Mucho tiempo atrás, en un periodo desconocido para la humanidad, existió un reino fuerte y próspero, bendecido por los dioses a quienes veneraban y ofrecían regalos y ofrendas simbólicas como agradecimiento.
La historia de este reino quedó sepultada en el olvido, como su gloria entre los pedazos de lo que un día fue el centro del mundo, el lugar que significó la ciudad y civilización soñada fue destruida en cientos de pedazos por la envidia, ambición y deseo de poder de otros quienes jamás podrían alcanzar el esplendor de aquella tierra.
La fuerza de sus guerreros era legendaria, todos desendientes de familias con antepasados de la primera de ellas, que luchó en la defensa del mismo en su inicio, siendo liderados por un viejo héroe, cuyos vestigios existían ahora en los principales comandantes del ejército que protegía y batallaba a favor del Reino. Implacables, sagaces y legendarios, poseían la voluntad, la fuerza, valentía y fiereza que el cielo les había entregado -entiéndase, Plutón- a quien veneraban abiertamente, manteniendo una relación de respeto y agradecimiento por todos los dones que los guerreros poseían, así como por permitirles ver brillar el sol en el cielo, siempre en dirección hacia ellos.
La sabiduría de sus gobernantes, mítica por el nivel de desarrollo, crecimiento y esplendor del Reino, que supo convertirse en el lugar más próspero, rico y seguro de todos los mares, era motivo de interés para los reyes del mundo, que consideraban injusto el privilegio de ser dotados con los mejores conocimientos para conducir y formar una isla de luz y armonía, donde su gente nacía, vivía y moría con felicidad.
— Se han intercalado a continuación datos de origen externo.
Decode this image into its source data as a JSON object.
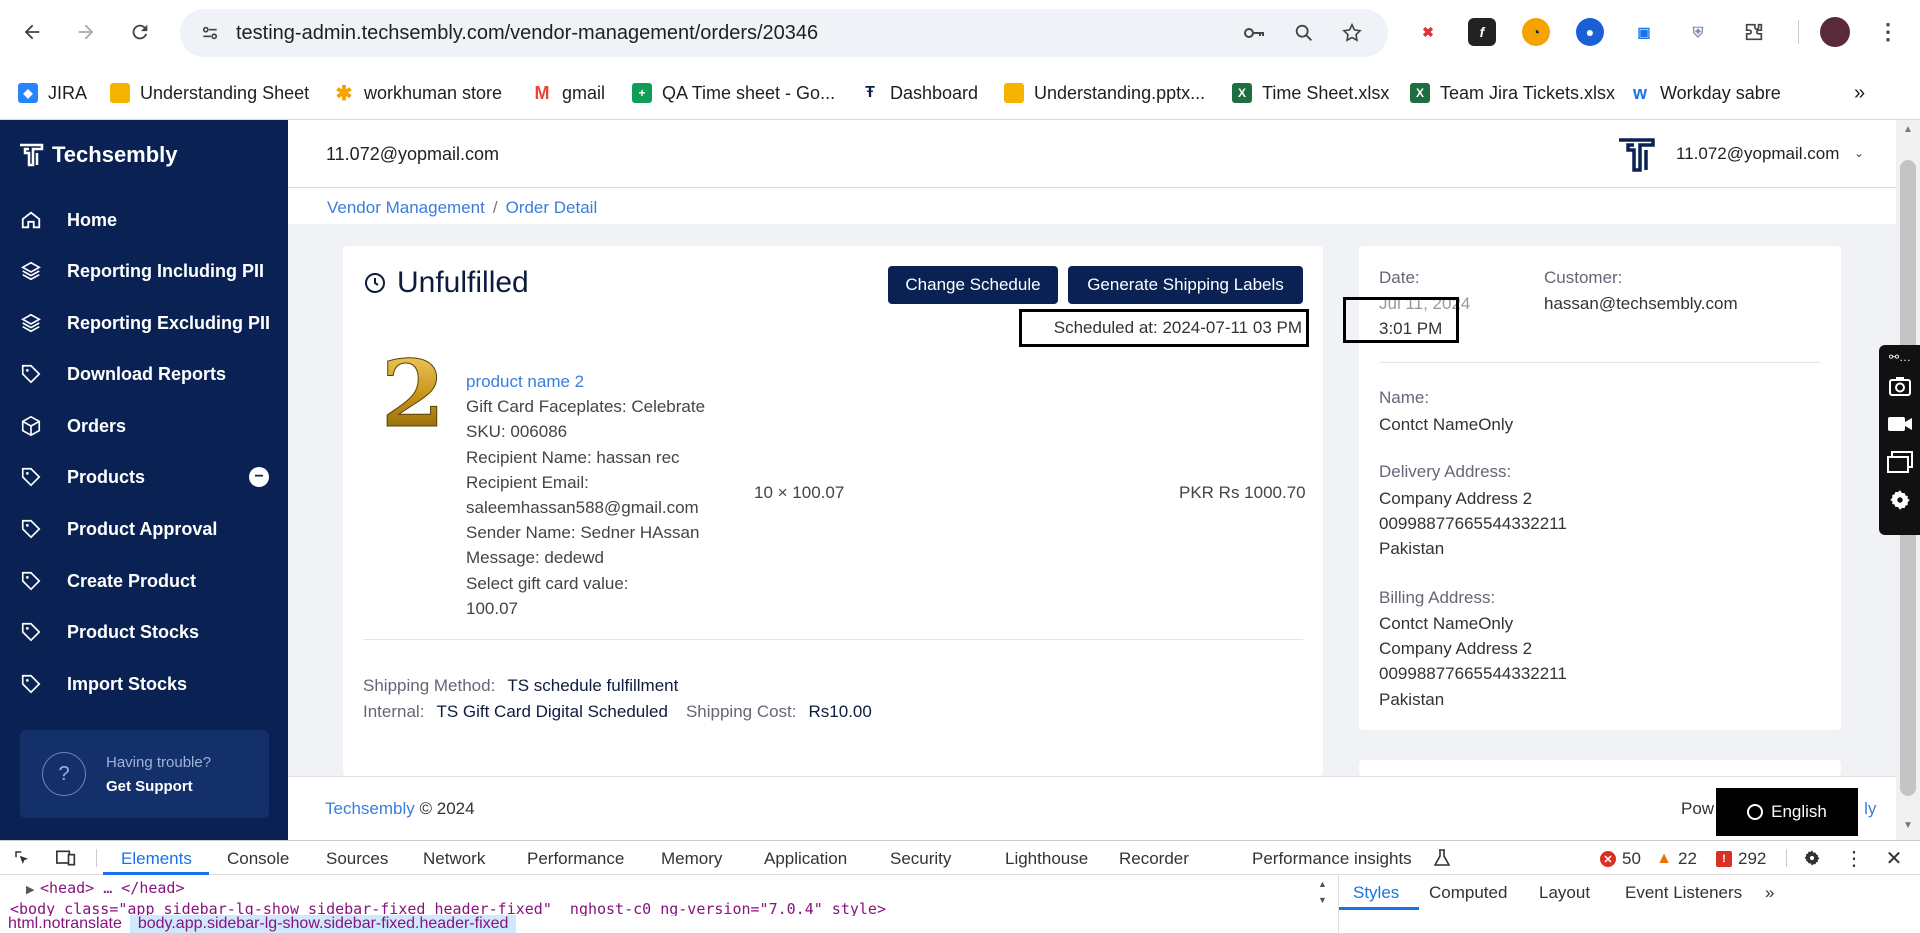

Los reyes de aquel lugar, descendientes de los fundadores, eran bendecidos por Hades con una larga vida que continuaba tras su muerte como recompensa por sus acciones para su pueblo, porque ellos siempre veían por las mayorías, porque su entrega y convicción los mantenía en un trono y en el poder que le brindaban sus ciudadanos al confiar en ellos.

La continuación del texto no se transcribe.